We have witnessed the travel community split between two extremes — PAUSE and wait for the recovery, or PIVOT to Virtual Experiences.
In between those extremes is a range of options, from just posting dream trip content to launching virtual wine tastings with pre-shipped deliveries.
Every business considering virtual experiences needs to balance a number of factors, such as:
- The audience it serves — do they perceive value online experiences?
- Educational aspect of the product
- The role of immersion into a physical environment — is it essential?
- The role of a guide persona on the trip — some may refer to trip leaders as influencers, mentors, or storytellers specializing in their niche.
Often, creativity is the key to re-positioning. For some, stay-at-home audiences has meant triple the number of viewers — take a look at Sarah Funk and her YouTube tours around New York.
The travel pause has been noted as an opportunity to raise brand awareness. Chris Wurden of Soundsmith Wurden has built his audience with interviews, FB live sessions and virtual retreats. Australian-based The Hacker Exchange moved their incubator programs online by introducing HEX Virtual.
We find it is important to share experiences between trip organizers and travel entrepreneurs first hand.
Today our travel community forecasts:
- Shorter trips in smaller groups within smaller distance from the home base — domestic tourism is expected to be the first to take off post-covid while travelers are expected to restart by traveling in smaller groups, likely families and close friends.

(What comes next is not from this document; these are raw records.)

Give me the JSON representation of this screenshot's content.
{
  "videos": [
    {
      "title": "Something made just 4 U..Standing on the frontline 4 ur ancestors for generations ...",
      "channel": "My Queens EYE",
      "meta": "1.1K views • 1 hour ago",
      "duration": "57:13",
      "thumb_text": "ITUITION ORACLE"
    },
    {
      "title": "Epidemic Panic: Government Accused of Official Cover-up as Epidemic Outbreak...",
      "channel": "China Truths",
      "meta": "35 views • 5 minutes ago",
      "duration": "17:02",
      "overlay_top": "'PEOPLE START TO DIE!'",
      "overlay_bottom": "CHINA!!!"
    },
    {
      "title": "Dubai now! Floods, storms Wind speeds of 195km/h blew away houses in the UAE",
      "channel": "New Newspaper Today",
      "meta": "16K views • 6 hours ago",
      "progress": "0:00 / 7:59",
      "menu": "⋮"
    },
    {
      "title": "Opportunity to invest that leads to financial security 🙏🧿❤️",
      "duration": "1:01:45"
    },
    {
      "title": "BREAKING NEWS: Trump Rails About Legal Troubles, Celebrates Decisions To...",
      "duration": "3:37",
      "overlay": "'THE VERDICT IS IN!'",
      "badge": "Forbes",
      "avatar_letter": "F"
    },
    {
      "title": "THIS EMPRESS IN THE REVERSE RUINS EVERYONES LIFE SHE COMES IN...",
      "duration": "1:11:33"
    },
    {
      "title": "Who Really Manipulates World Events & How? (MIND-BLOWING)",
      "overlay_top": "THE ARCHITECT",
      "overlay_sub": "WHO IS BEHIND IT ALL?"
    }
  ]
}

- More guided experiences, less independent travel — more travelers will rely on support of travel designers and local guides to ensure safe experiences.
- More wellness and sustainability oriented travel — the first wave of travelers is predicted to direct attention towards destinations with a well-being aspect, at the same time the “do good” intention is to be magnified by the environmental changes revealed during the pandemic.

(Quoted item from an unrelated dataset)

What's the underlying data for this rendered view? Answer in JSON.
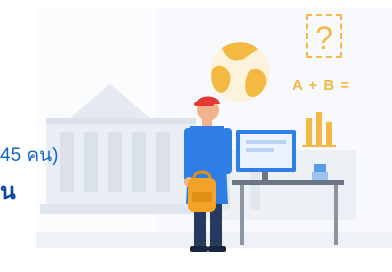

- More extensive trip planning, including educating travelers about the safety measures — the “unknown” factor will play even more significant role than before. The rules of travel have changed.
– Will I be required to report my location?
– How to connect with the local representatives in case of emergency?
– What regions prohibit or restrict tourism right now?
– What services are introduced to ensure travelers’ safety?
Those questions require professional opinions and hours of research, and could be an opportunity for travel designers to shine.
And let’s not forget about the unexpected and often positive outcomes of every crisis. Take, for example incredible progress in the fight against over-tourism. Museums, universities, and destinations are opening their virtual doors to serve client unable to come to them, which in turn makes the world much more accessible for all, including people with disabilities and those who can’t afford travel.
Pick the strategic approach that provides value to your clients AND sustains your business in a long run!
As an agile software provider we support our travel community with digital products that empower organizers to make a decision and move forward with ease.